In dieser Klinik war ich bisher nur einmal im Leben, vor fast dreißig Jahren, als ich meine Mutter nach einer Operation besuchte. Ich erinnere mich an ihr lächelndes Gesicht und weiß noch genau, wie ich dieses Lächeln als Garantie dafür nahm, dass alles in Ordnung war. Eigentlich habe ich ihr auch nicht viele Fragen gestellt. Einem lächelnden Menschen muss es einfach gut gehen. Ich erinnere mich, dass sie noch Jahre später regelmäßig erzählte, wie meine damalige Freundin – und zukünftige Frau – und ich uns auf dem Flur geküsst haben. Nur die Jugend besitzt diese Lässigkeit ohne jeden Gegenwert. Für junge Menschen ist Endlichkeit ein weit entfernter Begriff. An den Rest erinnere ich mich nicht.
Dies war ein typischer Morgen des nahenden Sommers. Es regnete häufig und launenhaft.
Vor der Klinik ist Verkehrsstau, die Parkplatzsituation ist problematisch. Heutzutage sorgt man wohl nur noch in Einkaufszentren, dieser geballten Sinnlosigkeit der Neuzeit, für ausreichend Parkplätze. Mitten im Gewühl, Gerenne und Gehupe stellt ein Mann einen Pappkarton auf. Mit eingespielten Bewegungen holt er Gegenstände aus einer Plastiktüte und reiht sie auf: Fieberthermometer, Regenschirme, Feuerzeuge und Heiligenbildchen. Er hebt einen der Heiligen in meine Richtung. Danke, sage ich und winke ab.

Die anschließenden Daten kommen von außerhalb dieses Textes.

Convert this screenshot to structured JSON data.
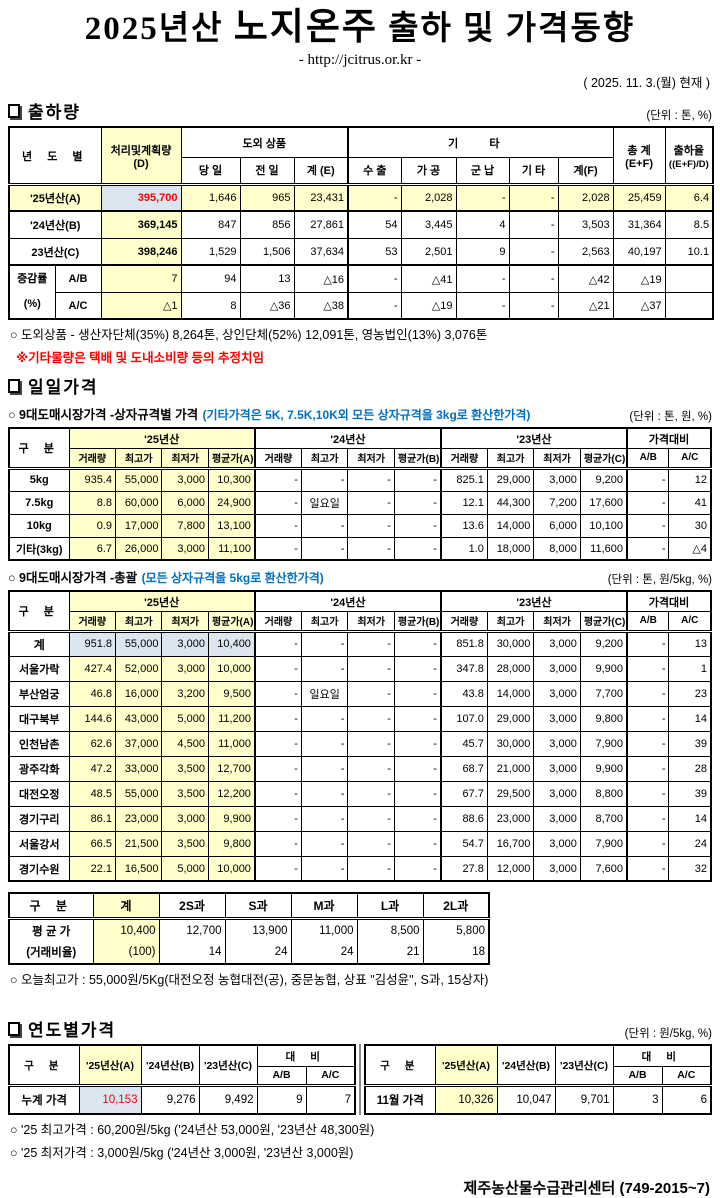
{
  "colors": {
    "highlight_yellow": "#FFFFCC",
    "highlight_blue": "#DCE6F1",
    "alert_red": "#FF0000",
    "note_blue": "#0070C0",
    "divider_gray": "#888888"
  },
  "header": {
    "title_prefix": "2025년산",
    "title_emphasis": "노지온주",
    "title_suffix": "출하 및 가격동향",
    "url": "- http://jcitrus.or.kr -",
    "date": "( 2025.  11. 3.(월) 현재 )"
  },
  "shipment": {
    "section_title": "출하량",
    "unit": "(단위 : 톤, %)",
    "head": {
      "year": "년 도 별",
      "plan": "처리및계획량",
      "plan2": "(D)",
      "out_group": "도외 상품",
      "day": "당 일",
      "prev": "전 일",
      "sum_e": "계 (E)",
      "etc_group": "기 타",
      "export": "수 출",
      "process": "가 공",
      "military": "군 납",
      "etc": "기 타",
      "sum_f": "계(F)",
      "total": "총 계",
      "total2": "(E+F)",
      "rate": "출하율",
      "rate2": "((E+F)/D)"
    },
    "rows": {
      "y25": [
        "'25년산(A)",
        "395,700",
        "1,646",
        "965",
        "23,431",
        "-",
        "2,028",
        "-",
        "-",
        "2,028",
        "25,459",
        "6.4"
      ],
      "y24": [
        "'24년산(B)",
        "369,145",
        "847",
        "856",
        "27,861",
        "54",
        "3,445",
        "4",
        "-",
        "3,503",
        "31,364",
        "8.5"
      ],
      "y23": [
        "23년산(C)",
        "398,246",
        "1,529",
        "1,506",
        "37,634",
        "53",
        "2,501",
        "9",
        "-",
        "2,563",
        "40,197",
        "10.1"
      ],
      "rate_label1": "증감률",
      "rate_label2": "(%)",
      "ab": [
        "A/B",
        "7",
        "94",
        "13",
        "△16",
        "-",
        "△41",
        "-",
        "-",
        "△42",
        "△19",
        ""
      ],
      "ac": [
        "A/C",
        "△1",
        "8",
        "△36",
        "△38",
        "-",
        "△19",
        "-",
        "-",
        "△21",
        "△37",
        ""
      ]
    },
    "note1": "○ 도외상품 - 생산자단체(35%) 8,264톤, 상인단체(52%) 12,091톤, 영농법인(13%) 3,076톤",
    "note2": "※기타물량은 택배 및 도내소비량 등의 추정치임"
  },
  "daily": {
    "section_title": "일일가격",
    "sub1_label": "○ 9대도매시장가격 -상자규격별 가격",
    "sub1_hint": "(기타가격은 5K, 7.5K,10K외 모든 상자규격을 3kg로 환산한가격)",
    "sub1_unit": "(단위 : 톤, 원, %)",
    "sub2_label": "○ 9대도매시장가격 -총괄",
    "sub2_hint": "(모든 상자규격을 5kg로 환산한가격)",
    "sub2_unit": "(단위 : 톤, 원/5kg, %)",
    "head": {
      "gubun": "구 분",
      "g25": "'25년산",
      "g24": "'24년산",
      "g23": "'23년산",
      "gcmp": "가격대비",
      "vol": "거래량",
      "high": "최고가",
      "low": "최저가",
      "avg_a": "평균가(A)",
      "avg_b": "평균가(B)",
      "avg_c": "평균가(C)",
      "ab": "A/B",
      "ac": "A/C"
    },
    "box_rows": [
      [
        "5kg",
        "935.4",
        "55,000",
        "3,000",
        "10,300",
        "-",
        "-",
        "-",
        "-",
        "825.1",
        "29,000",
        "3,000",
        "9,200",
        "-",
        "12"
      ],
      [
        "7.5kg",
        "8.8",
        "60,000",
        "6,000",
        "24,900",
        "-",
        "일요일",
        "-",
        "-",
        "12.1",
        "44,300",
        "7,200",
        "17,600",
        "-",
        "41"
      ],
      [
        "10kg",
        "0.9",
        "17,000",
        "7,800",
        "13,100",
        "-",
        "-",
        "-",
        "-",
        "13.6",
        "14,000",
        "6,000",
        "10,100",
        "-",
        "30"
      ],
      [
        "기타(3kg)",
        "6.7",
        "26,000",
        "3,000",
        "11,100",
        "-",
        "-",
        "-",
        "-",
        "1.0",
        "18,000",
        "8,000",
        "11,600",
        "-",
        "△4"
      ]
    ],
    "total_rows": [
      [
        "계",
        "951.8",
        "55,000",
        "3,000",
        "10,400",
        "-",
        "-",
        "-",
        "-",
        "851.8",
        "30,000",
        "3,000",
        "9,200",
        "-",
        "13"
      ],
      [
        "서울가락",
        "427.4",
        "52,000",
        "3,000",
        "10,000",
        "-",
        "-",
        "-",
        "-",
        "347.8",
        "28,000",
        "3,000",
        "9,900",
        "-",
        "1"
      ],
      [
        "부산엄궁",
        "46.8",
        "16,000",
        "3,200",
        "9,500",
        "-",
        "일요일",
        "-",
        "-",
        "43.8",
        "14,000",
        "3,000",
        "7,700",
        "-",
        "23"
      ],
      [
        "대구북부",
        "144.6",
        "43,000",
        "5,000",
        "11,200",
        "-",
        "-",
        "-",
        "-",
        "107.0",
        "29,000",
        "3,000",
        "9,800",
        "-",
        "14"
      ],
      [
        "인천남촌",
        "62.6",
        "37,000",
        "4,500",
        "11,000",
        "-",
        "-",
        "-",
        "-",
        "45.7",
        "30,000",
        "3,000",
        "7,900",
        "-",
        "39"
      ],
      [
        "광주각화",
        "47.2",
        "33,000",
        "3,500",
        "12,700",
        "-",
        "-",
        "-",
        "-",
        "68.7",
        "21,000",
        "3,000",
        "9,900",
        "-",
        "28"
      ],
      [
        "대전오정",
        "48.5",
        "55,000",
        "3,500",
        "12,200",
        "-",
        "-",
        "-",
        "-",
        "67.7",
        "29,500",
        "3,000",
        "8,800",
        "-",
        "39"
      ],
      [
        "경기구리",
        "86.1",
        "23,000",
        "3,000",
        "9,900",
        "-",
        "-",
        "-",
        "-",
        "88.6",
        "23,000",
        "3,000",
        "8,700",
        "-",
        "14"
      ],
      [
        "서울강서",
        "66.5",
        "21,500",
        "3,500",
        "9,800",
        "-",
        "-",
        "-",
        "-",
        "54.7",
        "16,700",
        "3,000",
        "7,900",
        "-",
        "24"
      ],
      [
        "경기수원",
        "22.1",
        "16,500",
        "5,000",
        "10,000",
        "-",
        "-",
        "-",
        "-",
        "27.8",
        "12,000",
        "3,000",
        "7,600",
        "-",
        "32"
      ]
    ]
  },
  "size": {
    "headers": [
      "구 분",
      "계",
      "2S과",
      "S과",
      "M과",
      "L과",
      "2L과"
    ],
    "row1_label": "평 균 가",
    "row1": [
      "10,400",
      "12,700",
      "13,900",
      "11,000",
      "8,500",
      "5,800"
    ],
    "row2_label": "(거래비율)",
    "row2": [
      "(100)",
      "14",
      "24",
      "24",
      "21",
      "18"
    ],
    "note": "○ 오늘최고가 : 55,000원/5Kg(대전오정 농협대전(공), 중문농협, 상표 \"김성윤\", S과, 15상자)"
  },
  "yearly": {
    "section_title": "연도별가격",
    "unit": "(단위 : 원/5kg, %)",
    "head": {
      "gubun": "구 분",
      "y25": "'25년산(A)",
      "y24": "'24년산(B)",
      "y23": "'23년산(C)",
      "cmp": "대 비",
      "ab": "A/B",
      "ac": "A/C"
    },
    "left_row": [
      "누계 가격",
      "10,153",
      "9,276",
      "9,492",
      "9",
      "7"
    ],
    "right_row": [
      "11월 가격",
      "10,326",
      "10,047",
      "9,701",
      "3",
      "6"
    ],
    "note1": "○ '25 최고가격 : 60,200원/5kg ('24년산 53,000원, '23년산 48,300원)",
    "note2": "○ '25 최저가격 :  3,000원/5kg ('24년산  3,000원, '23년산  3,000원)"
  },
  "footer": "제주농산물수급관리센터 (749-2015~7)"
}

Ich suche den Teil der Klinik, in dem die präoperative Triage durchgeführt wird. In meinem Kopf konstruiere ich die Ernsthaftigkeit des Vorgangs, den das Wort Triage ausstrahlt. Es wird sich als banaler Papierkram herausstellen, der in einem zeltartigen Raum hinter dem Hauptgebäude stattfindet und von angehenden Ärzten erledigt wird, die derzeit nur Arztanwärter sind. Wofür brauchen Sie eine Überweisung? – Onkologie, Operation. – Oje. Bitte schön.

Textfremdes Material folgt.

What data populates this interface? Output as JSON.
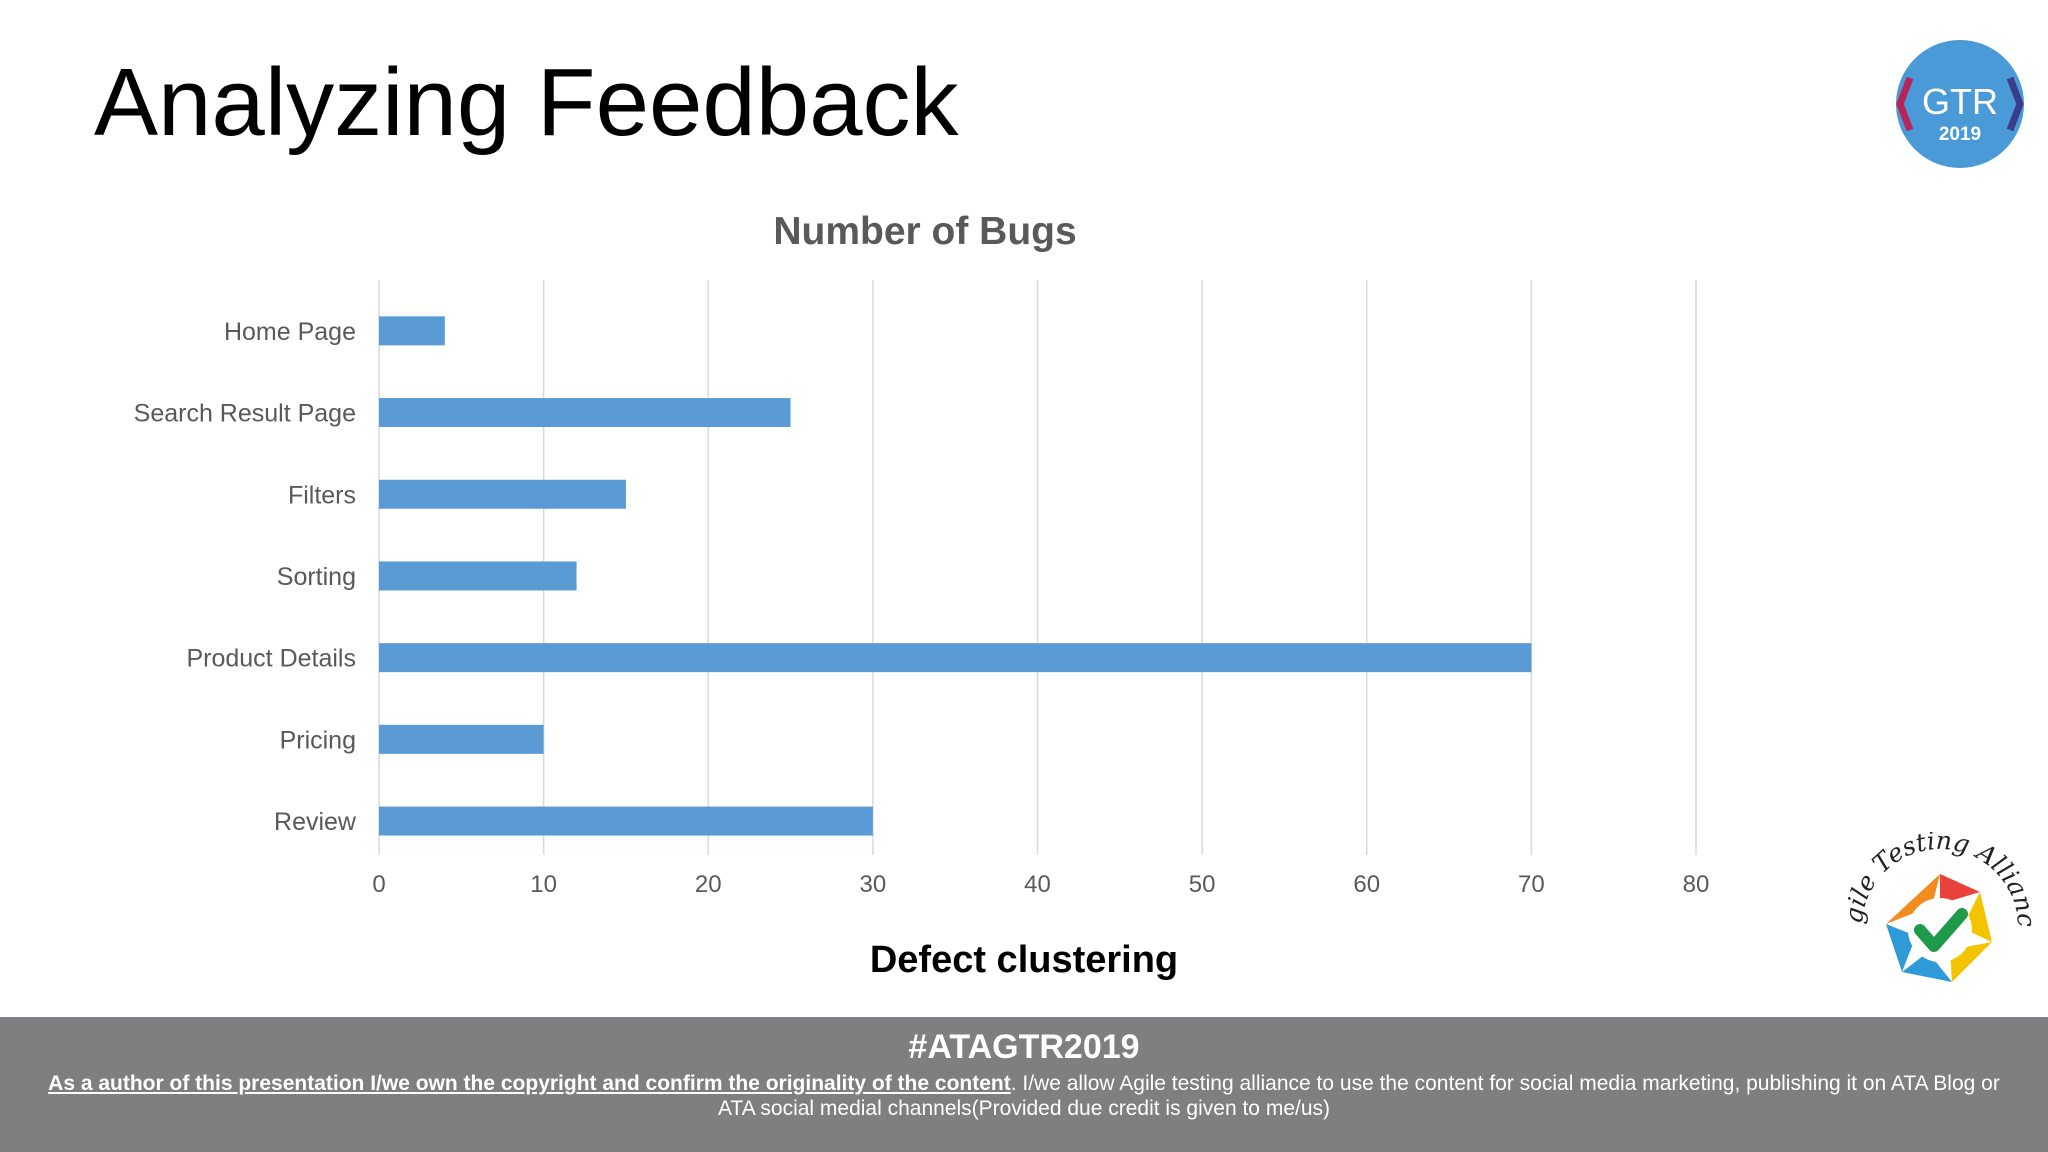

Links vom Haupteingang befindet sich eine riesige Kapelle. Eine echte, wahrhaftige Kapelle. Ich kann mich nicht erinnern, es ist zu lange her, aber ich glaube, sie war noch nicht da, als ich damals hier war. Als mir alles anders vorkam, irgendwie weniger grau und weniger schwer.
Ich gehe die Treppe hoch. Zwischen Erdgeschoss und dem ersten Stock ist die gesamte Wand aus Glas, darauf befindet sich ein abgeblättertes Buntglasfenster. Wie bei Chagall dominieren Blau und Gelb. Im selben Moment fällt mir das größte Chagall-Gemälde ein, das ich vor langer Zeit in der Fondation Maeght in Saint-Paul-de-Vence oberhalb von Nizza gesehen habe. Es heißt La Vie. Leben. Ein wohlhabendes Pariser Ehepaar hatte inmitten des Pinienwalds und rauschender Wasserfälle eine imposante Galerie erbauen lassen, in der Chagall, Giacometti, Miró, Picasso und andere große Namen ausgestellt wurden. Machen Sie hier etwas, das sich finanziell nicht lohnt, aber uns Künstlern ermöglicht, Skulpturen und Gemälde im bestmöglichen Licht und im bestmöglichen Raum auszustellen. Tun Sie dies und ich werde Ihnen helfen, hatte Georges Braque zu ihnen gesagt. In Saint-Paul-de-Vence selbst gibt es ein Restaurant mit Werken der Großen Meister an den Wänden. Sie verstanden es, sich zu betrinken, also zahlten sie die Zeche nicht mit Geld, sondern mit ihrer Kunst. Zu diesem Zeitpunkt konnten die Besitzer der Kneipe noch nicht ahnen, welchen Wert diese Werke einmal haben würden.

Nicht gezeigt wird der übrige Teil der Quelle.